The CAA 2026 focuses on several critical areas that will directly impact how you work with PBMs. The primary goals are to provide greater clarity into prescription drug costs and ensure that financial arrangements are more transparent and favorable to health plans.
A core component of the new law is the mandate for increased transparency. PBMs will be required to provide detailed reports to group health plans at least twice a year, or quarterly upon request. These reports will cover a wide range of information, including gross and net prescription drug spending, manufacturer rebates and fees, and details on spread pricing arrangements.
For large employers with 100 or more employees, these reports will be even more comprehensive, offering drug-level details. This increased access to data will empower policyholders to better oversee PBM performance and make more informed decisions about benefits strategy.
The CAA 2026 requires PBMs to pass through 100% of all rebates, fees, and other forms of remuneration they receive from drug manufacturers directly to the group health plan or issuer. These funds must be remitted on a quarterly basis. This provision is set to eliminate spread pricing models, where PBMs could retain the difference between what they charged the plan and what they paid the pharmacy. This change aims to align incentives more effectively and provide greater clarity on drug costs.

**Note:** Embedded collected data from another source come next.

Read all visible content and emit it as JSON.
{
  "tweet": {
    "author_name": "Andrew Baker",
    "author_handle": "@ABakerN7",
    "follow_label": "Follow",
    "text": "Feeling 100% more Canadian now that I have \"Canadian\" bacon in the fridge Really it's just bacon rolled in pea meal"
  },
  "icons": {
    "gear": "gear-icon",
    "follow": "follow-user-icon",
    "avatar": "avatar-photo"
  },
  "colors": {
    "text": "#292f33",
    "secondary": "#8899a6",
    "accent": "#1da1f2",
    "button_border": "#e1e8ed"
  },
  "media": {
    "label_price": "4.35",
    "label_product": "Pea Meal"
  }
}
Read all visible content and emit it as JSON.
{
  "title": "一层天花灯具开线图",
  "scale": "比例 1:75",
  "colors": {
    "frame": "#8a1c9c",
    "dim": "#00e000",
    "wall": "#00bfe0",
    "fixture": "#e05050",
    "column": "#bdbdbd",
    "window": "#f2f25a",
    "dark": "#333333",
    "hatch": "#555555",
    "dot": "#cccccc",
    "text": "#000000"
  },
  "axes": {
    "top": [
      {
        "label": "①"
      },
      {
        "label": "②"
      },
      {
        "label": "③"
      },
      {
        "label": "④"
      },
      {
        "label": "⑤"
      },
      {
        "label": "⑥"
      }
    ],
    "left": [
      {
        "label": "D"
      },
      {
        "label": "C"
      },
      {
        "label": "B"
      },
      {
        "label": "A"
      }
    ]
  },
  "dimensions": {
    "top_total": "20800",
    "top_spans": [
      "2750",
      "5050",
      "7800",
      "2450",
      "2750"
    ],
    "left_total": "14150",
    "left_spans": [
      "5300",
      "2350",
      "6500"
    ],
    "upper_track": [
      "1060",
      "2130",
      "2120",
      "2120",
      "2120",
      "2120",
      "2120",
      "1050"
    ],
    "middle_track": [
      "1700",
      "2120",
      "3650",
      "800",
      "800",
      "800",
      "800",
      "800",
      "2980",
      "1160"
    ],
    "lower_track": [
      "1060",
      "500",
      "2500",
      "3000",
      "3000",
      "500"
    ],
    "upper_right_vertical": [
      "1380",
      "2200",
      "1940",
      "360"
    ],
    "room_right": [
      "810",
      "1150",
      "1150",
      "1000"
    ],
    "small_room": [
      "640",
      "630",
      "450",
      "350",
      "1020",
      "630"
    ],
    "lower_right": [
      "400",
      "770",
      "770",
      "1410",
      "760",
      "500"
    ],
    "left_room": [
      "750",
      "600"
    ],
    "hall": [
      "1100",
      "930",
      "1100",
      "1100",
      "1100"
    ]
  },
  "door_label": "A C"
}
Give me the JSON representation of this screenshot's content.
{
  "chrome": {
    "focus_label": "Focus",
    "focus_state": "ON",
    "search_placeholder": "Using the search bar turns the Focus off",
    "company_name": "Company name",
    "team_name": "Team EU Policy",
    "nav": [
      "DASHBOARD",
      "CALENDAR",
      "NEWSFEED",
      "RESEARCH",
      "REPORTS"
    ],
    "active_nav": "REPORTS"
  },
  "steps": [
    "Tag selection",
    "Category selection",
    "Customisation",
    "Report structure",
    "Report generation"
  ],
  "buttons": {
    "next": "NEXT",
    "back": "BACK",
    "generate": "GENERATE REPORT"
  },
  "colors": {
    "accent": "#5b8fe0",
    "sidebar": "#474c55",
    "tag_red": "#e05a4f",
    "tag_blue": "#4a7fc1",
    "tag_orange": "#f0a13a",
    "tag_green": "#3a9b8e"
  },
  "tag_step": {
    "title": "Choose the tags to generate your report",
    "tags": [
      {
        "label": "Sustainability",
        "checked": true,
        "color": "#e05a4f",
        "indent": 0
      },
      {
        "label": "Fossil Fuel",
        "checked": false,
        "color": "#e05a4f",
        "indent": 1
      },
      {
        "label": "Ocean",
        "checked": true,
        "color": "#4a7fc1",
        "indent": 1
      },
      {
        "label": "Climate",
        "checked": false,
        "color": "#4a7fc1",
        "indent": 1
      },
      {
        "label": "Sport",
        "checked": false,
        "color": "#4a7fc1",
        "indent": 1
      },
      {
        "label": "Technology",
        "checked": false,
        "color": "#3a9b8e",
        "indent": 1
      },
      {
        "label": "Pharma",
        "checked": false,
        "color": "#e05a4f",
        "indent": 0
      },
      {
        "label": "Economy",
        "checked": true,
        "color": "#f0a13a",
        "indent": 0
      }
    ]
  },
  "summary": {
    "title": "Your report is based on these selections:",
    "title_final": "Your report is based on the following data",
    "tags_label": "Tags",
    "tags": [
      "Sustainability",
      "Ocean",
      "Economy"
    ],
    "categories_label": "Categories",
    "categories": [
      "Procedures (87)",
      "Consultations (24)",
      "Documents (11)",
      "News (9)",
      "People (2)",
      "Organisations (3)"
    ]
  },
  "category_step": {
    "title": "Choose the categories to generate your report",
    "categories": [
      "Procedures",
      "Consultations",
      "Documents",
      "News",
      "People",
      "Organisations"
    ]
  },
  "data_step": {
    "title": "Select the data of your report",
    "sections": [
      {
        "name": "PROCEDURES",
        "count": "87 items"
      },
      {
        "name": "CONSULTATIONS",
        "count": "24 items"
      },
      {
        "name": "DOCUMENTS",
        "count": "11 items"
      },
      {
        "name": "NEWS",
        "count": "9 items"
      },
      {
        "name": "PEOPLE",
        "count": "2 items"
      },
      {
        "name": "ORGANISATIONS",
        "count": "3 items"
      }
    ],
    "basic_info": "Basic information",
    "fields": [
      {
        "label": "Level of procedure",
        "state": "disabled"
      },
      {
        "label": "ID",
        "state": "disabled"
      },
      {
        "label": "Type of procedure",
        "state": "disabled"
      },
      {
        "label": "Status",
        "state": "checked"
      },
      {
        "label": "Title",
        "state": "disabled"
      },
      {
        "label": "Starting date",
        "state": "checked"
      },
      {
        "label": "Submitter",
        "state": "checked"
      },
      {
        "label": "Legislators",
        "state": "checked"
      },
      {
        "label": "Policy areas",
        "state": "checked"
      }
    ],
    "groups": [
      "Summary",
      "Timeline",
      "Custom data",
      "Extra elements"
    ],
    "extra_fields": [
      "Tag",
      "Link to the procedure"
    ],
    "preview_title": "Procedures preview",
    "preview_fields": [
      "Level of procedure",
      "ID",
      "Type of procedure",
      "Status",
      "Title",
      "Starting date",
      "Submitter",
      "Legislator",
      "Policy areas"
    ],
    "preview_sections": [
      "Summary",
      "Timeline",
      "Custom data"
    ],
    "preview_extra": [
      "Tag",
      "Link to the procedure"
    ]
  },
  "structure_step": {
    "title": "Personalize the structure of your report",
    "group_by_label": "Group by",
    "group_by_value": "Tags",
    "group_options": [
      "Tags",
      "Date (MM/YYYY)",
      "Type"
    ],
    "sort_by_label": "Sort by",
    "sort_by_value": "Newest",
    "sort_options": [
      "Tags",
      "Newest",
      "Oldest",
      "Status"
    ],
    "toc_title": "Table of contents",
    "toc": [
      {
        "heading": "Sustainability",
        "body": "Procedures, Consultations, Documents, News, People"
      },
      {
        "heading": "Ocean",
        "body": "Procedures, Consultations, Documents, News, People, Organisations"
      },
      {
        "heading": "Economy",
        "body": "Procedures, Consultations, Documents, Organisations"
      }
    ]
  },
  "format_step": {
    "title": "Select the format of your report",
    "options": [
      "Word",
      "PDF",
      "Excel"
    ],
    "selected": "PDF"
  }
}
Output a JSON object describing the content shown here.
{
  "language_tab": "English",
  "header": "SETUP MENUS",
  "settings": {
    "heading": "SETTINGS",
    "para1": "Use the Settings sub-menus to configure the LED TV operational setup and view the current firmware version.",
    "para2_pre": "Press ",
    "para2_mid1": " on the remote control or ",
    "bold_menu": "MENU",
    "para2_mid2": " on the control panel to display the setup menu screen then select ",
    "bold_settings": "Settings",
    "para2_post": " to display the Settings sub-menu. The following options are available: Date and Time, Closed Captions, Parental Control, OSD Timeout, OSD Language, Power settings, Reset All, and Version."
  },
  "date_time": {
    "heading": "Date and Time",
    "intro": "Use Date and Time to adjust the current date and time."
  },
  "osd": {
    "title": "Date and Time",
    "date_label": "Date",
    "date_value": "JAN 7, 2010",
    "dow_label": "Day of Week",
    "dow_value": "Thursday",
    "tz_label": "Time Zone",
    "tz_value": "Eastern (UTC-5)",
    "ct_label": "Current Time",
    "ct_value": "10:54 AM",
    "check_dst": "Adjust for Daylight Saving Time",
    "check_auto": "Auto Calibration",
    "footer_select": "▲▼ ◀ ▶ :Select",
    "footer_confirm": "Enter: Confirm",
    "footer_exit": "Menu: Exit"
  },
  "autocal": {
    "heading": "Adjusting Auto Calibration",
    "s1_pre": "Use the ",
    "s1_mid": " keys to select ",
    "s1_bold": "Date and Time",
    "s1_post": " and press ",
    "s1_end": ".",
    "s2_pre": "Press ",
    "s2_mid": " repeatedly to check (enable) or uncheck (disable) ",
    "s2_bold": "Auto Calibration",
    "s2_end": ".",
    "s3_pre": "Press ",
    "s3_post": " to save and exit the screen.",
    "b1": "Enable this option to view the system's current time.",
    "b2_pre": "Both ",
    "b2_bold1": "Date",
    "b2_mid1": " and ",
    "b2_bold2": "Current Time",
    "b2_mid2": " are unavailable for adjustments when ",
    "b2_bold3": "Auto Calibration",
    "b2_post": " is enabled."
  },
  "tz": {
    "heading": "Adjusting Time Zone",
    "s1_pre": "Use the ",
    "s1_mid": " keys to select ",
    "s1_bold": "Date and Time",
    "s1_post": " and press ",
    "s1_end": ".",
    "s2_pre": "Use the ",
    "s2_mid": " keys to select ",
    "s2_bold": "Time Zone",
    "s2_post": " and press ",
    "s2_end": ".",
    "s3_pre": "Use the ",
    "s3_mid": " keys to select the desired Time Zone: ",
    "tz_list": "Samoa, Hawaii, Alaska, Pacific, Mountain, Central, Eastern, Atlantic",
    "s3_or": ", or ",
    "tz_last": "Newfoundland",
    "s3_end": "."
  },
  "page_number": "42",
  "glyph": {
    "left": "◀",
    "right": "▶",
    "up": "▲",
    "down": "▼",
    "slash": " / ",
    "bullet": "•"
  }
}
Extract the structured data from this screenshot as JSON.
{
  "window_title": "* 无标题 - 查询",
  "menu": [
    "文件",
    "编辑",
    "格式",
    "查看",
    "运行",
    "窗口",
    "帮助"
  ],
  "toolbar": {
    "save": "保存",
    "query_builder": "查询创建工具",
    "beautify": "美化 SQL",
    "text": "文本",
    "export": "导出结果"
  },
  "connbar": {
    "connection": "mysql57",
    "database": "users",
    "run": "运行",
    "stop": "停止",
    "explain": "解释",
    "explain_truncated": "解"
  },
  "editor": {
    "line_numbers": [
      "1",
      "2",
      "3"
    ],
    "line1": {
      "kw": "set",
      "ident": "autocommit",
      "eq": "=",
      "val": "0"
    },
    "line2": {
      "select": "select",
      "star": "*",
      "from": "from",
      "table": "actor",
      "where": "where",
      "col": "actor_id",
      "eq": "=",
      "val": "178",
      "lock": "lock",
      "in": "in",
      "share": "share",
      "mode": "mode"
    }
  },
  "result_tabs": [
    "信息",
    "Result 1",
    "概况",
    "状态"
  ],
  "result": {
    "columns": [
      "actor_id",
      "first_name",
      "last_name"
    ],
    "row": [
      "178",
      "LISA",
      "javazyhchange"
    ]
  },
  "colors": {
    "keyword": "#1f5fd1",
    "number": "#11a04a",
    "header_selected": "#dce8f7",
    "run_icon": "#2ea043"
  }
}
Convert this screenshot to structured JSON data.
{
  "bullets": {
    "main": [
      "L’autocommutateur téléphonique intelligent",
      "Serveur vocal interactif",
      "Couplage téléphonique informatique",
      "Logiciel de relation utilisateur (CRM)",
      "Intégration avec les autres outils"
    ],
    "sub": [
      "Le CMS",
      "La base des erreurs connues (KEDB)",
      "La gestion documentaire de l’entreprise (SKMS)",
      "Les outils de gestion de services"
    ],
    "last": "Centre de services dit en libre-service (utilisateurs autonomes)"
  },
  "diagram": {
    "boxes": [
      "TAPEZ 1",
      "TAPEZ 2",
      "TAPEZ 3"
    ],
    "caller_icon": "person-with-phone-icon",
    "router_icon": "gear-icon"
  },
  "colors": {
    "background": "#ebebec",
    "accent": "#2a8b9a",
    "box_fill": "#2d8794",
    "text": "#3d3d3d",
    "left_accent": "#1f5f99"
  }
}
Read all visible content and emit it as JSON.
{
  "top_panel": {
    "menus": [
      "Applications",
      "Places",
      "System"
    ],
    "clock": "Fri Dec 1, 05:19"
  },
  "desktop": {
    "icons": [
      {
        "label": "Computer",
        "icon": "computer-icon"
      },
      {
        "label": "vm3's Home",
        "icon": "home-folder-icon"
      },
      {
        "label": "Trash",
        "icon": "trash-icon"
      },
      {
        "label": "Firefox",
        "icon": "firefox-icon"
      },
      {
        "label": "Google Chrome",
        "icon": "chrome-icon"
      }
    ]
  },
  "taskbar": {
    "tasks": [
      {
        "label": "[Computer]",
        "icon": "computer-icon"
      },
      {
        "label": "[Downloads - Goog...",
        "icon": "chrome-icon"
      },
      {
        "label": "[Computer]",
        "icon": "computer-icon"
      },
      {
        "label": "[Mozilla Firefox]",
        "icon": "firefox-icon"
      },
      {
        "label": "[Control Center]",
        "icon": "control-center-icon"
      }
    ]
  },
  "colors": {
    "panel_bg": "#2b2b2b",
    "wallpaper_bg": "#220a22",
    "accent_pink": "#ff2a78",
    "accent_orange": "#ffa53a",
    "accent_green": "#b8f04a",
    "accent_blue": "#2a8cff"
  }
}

Under the new law, group health plans must provide an annual written notice to all participants and beneficiaries. This notice will explain that their PBM is required to submit prescription drug spending reports. Additionally, ERISA’s definition of a "covered service provider" has been expanded to explicitly include PBMs, requiring them to disclose all direct and indirect compensation to plan fiduciaries. This allows policyholders to better assess the reasonableness of PBM contracts and fees.
The reforms introduced by CAA 2026 represent a major shift in the regulation of the PBM industry. Although the effective dates are a few years away, the operational and contractual changes will be substantial. We recommend that Plan Sponsors begin reviewing their current PBM contracts and assessing their data and reporting infrastructure.
Significant penalties for non-compliance are also part of the law, with civil monetary penalties of up to $10,000 per day for failures to provide required information. Staying informed and preparing early will be crucial for navigating these new requirements.
Sentinel Group is committed to helping you understand these changes and what they mean for your benefits plan. Our goal is to make this transition as easy as possible, so you can remain compliant and continue to offer valuable benefits to your people.